Georgia’s insurance commissioner has urged Tom Price, the new federal health secretary, to remove agents’ commissions from rules governing how insure companies spend the premium dollars they collect.
The issue cited by Commissioner Ralph Hudgens in his letter to Price, a fellow Georgian, involves the “Medical Loss Ratio,” or MLR.
Hudgens, a fierce opponent of the Affordable Care Act, said the health law’s current MLR rule “has dramatically reduced the commissions insurance agents receive from the sale of health insurance products.”
The ACA requires health insurers to disclose how much they spend on funding customers’ health care and how much they spend on administrative costs, such as salaries, marketing, and profits.
Under the MLR rule, if an insurance company spends less than 80 percent (or 85 percent in the large-group market) of premiums on medical care and efforts to improve the quality of care, it must refund the portion of the premiums that exceed this limit.
The Obama administration included agents’ commissions in the “administration” category, the part that must be held to 20 percent or below.
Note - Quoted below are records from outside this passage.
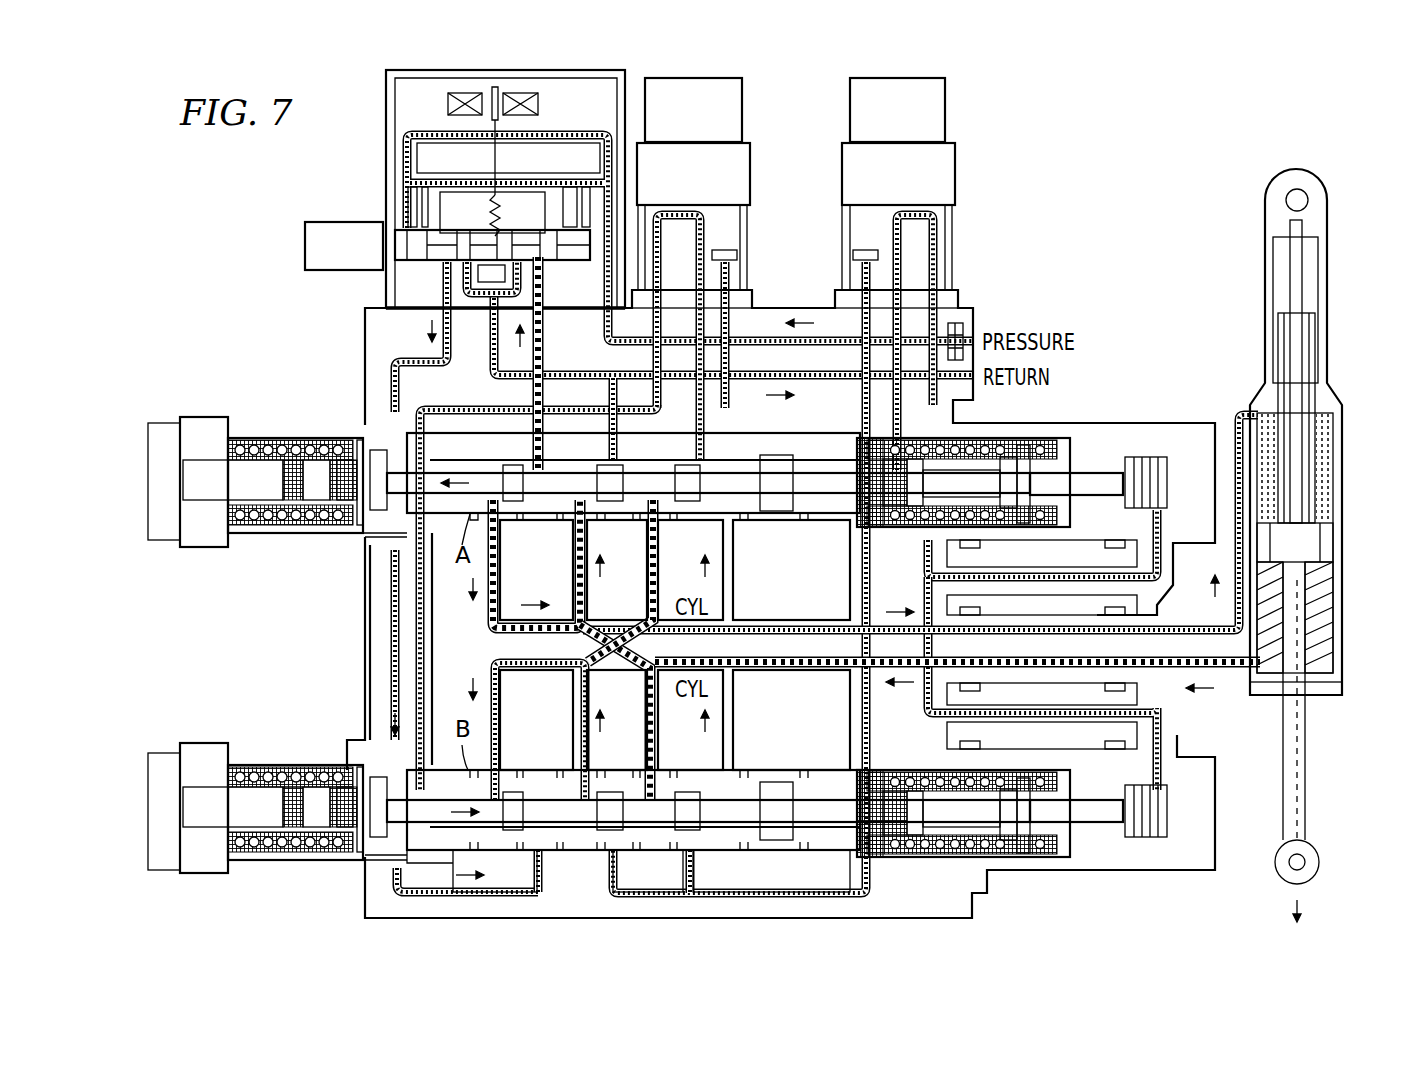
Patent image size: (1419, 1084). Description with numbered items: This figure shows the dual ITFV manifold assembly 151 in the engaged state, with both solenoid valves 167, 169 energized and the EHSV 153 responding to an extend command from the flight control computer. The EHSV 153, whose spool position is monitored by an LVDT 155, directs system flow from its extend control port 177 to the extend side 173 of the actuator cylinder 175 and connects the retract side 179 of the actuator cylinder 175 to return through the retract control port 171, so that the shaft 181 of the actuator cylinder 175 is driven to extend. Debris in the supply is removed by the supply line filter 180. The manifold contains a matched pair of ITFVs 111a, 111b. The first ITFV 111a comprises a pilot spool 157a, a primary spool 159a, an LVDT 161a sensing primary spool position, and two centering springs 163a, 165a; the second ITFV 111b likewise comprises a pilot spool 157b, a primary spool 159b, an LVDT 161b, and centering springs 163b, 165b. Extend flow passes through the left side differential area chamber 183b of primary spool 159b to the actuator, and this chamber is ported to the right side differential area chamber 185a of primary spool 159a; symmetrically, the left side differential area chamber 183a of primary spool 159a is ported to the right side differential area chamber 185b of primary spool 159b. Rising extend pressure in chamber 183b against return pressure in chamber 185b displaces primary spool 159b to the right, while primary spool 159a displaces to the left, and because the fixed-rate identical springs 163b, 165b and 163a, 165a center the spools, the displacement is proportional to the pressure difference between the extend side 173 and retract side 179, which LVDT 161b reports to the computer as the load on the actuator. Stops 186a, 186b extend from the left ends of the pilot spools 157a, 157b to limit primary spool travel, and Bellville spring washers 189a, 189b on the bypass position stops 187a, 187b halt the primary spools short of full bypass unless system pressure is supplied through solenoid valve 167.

The dual ITFV manifold assembly 151 is at (194, 196).
The EHSV 153 is at (395, 148).
The LVDT 155 is at (305, 245).
The extend EHSV control port 177 is at (445, 220).
The retract EHSV control port 171 is at (527, 267).
The solenoid valve 167 is at (754, 162).
The solenoid valve 169 is at (960, 162).
The supply line filter 180 is at (963, 330).
The actuator cylinder 175 is at (1300, 165).
The extend side of actuator cylinder 173 is at (1320, 437).
The retract side of actuator cylinder 179 is at (1322, 632).
The shaft of actuator cylinder 181 is at (1303, 735).
The ITFV 111a is at (589, 485).
The ITFV 111b is at (589, 779).
The LVDT 161a is at (215, 458).
The LVDT 161b is at (217, 787).
The spool centering spring 163a is at (265, 447).
The spool centering spring 163b is at (275, 775).
The primary spool 159a is at (312, 458).
The primary spool 159b is at (318, 787).
The primary spool bypass position stop 187a is at (372, 535).
The primary spool bypass position stop 187b is at (357, 848).
The Bellville spring washer 189a is at (378, 542).
The Bellville spring washer 189b is at (378, 862).
The left side differential area chamber 183a is at (527, 521).
The left side differential area chamber 183b is at (502, 769).
The right side differential area chamber 185a is at (752, 521).
The right side differential area chamber 185b is at (762, 786).
The stop 186a is at (1020, 462).
The stop 186b is at (990, 858).
The pilot spool 157a is at (1115, 472).
The pilot spool 157b is at (1105, 828).
The spool centering spring 165a is at (1040, 500).
The spool centering spring 165b is at (950, 858).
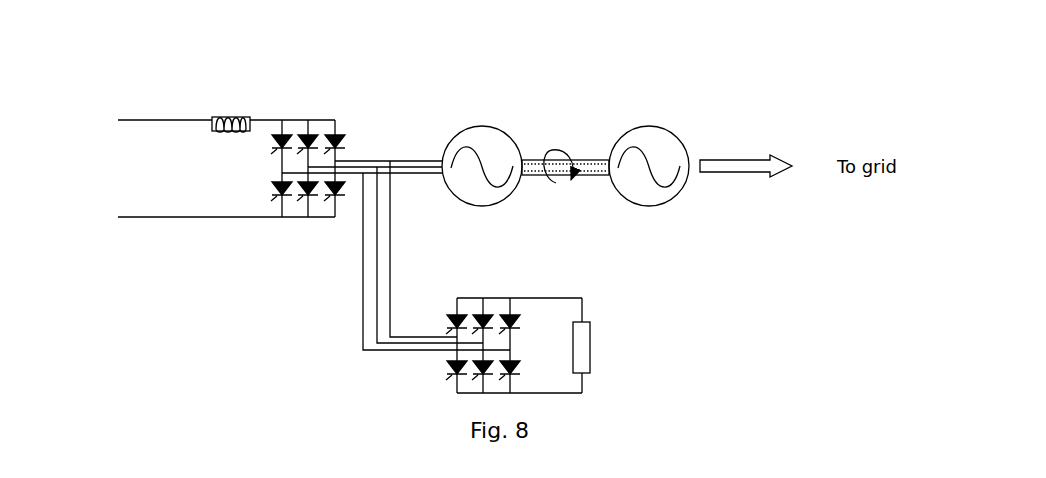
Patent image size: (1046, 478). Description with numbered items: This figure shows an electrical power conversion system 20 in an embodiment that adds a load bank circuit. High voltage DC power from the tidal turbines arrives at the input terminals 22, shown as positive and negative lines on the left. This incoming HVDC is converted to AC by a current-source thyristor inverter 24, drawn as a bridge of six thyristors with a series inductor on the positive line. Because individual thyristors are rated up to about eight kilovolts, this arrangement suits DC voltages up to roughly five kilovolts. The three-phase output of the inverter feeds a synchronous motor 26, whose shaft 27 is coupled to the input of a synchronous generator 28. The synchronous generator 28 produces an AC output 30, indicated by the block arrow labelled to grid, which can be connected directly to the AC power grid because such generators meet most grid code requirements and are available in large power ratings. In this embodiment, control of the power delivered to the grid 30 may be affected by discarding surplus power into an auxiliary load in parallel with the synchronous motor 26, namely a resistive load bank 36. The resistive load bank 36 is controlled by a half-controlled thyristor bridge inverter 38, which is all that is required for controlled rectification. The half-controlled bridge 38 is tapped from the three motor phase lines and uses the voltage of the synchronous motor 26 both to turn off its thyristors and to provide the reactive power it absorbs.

Hudgens wants to remove those commissions from that category, contending that the rule as now applied prevents agents from getting reasonable compensation.
“Neither the current law nor any reform effort will be successful unless a large number of healthy Georgians decide to sign up for coverage,’’ Hudgens writes in his letter, dated Feb. 15. “However, the previous administration had a fundamental distrust of the role agents play in the orderly delivery of health insurance.”
The agent commission issue has flared up nationally as well.
Kaiser Health News reported in November that some insurers — including Cigna and Aetna — will not pay licensed agents and brokers a commission for helping people enroll in individual health insurance coverage for 2017 in many states, while others have reduced their commissions.
Both insurer and agent groups in Georgia applauded Hudgens’ request to Price.
“We didn’t ask him to do this, but we think it’s great he did it,” Russ Childers, state legislative chairman of the Georgia Association of Health Underwriters, told GHN on Tuesday. Childers, an Americus agent, said his commissions have steadily declined since the ACA went into effect.
Childers said traditional agents and brokers “do a much better job’’ of helping people get proper coverage than do the insurance counselors — called “navigators’’ or “assisters’’ — whose positions were created by the ACA.
Hudgens, in his letter, says agents tell him that some insurers selling individual policies “have reduced commissions from around 10 percent to a payment of $10 per policy.”
Jay Florence, deputy insurance commissioner for Georgia, said “federal law should not be used to hurt insurance agents.”
“We hear complaints from insurance agents all the time [about commissions] continuing to be lowered,’’ Florence said.
“Agents have told me it’s not worth their time to sell individual policies.”
If agent commissions are removed from the MLR, Florence said, “the free market will determine agent commissions.”
But Cindy Zeldin of Georgians for a Healthy Future, which supports the ACA, said Tuesday that the MLR provision “plays an essential role in holding insurance companies accountable for how they spend the premium dollars they collect from consumers. Weakening it could increase costs for consumers by allowing insurance companies to spend more on administrative activities like marketing and profits.”
Zeldin said that amid the high-stakes policy conversations in Congress, “health care consumers are worried about losing their coverage and many of their health care rights and protections. State and federal policymakers should be looking out first and foremost for the needs of consumers, not the insurance industry, which surely can represent itself in the policymaking process.”
The Hudgens proposal, meanwhile, is supported by Graham Thompson of the Georgia Association of Health Plans, an industry trade group.
“Insurers’ administrative expenses are strained under the [current] MLR ratio,’’ Thompson said. The 20 percent must take care of administrative costs and profits, including executive salaries, overhead, and marketing, the insurance industry notes.
“Agents play a vital role,’’ Thompson said.
Childers, the Americus agent, said he believes the drop this year in Georgia’s insurance exchange enrollment could be partly due to the commission problem.
The 493,880 people who signed up for Georgia exchange coverage during open enrollment represented a 16 percent drop from the 587,845 who enrolled during the same period a year ago.
“Some [agents] who enrolled people are no longer enrolling people,’’ Childers said.
Hudgens recently wrote a letter to congressional leaders urging them to allow states more flexibility in setting their own health insurance rules. (Here’s a GHN article on that previous Hudgens letter.)
In his letter to Price, he says, “Under your leadership at the Department of Health and Human Services, I have no doubt that our nation will address the failing policies of the ACA in a way that serves the interests of all our citizens.”
Price, a physician, was until recently a Georgia congressman with a history of fighting the ACA. He will now be working with congressional leaders to overhaul federal health policy.
In a related matter in Georgia, a bill in the Legislature would require that agents be paid for all sales. House Bill 64 has passed the House and awaits action in the Senate.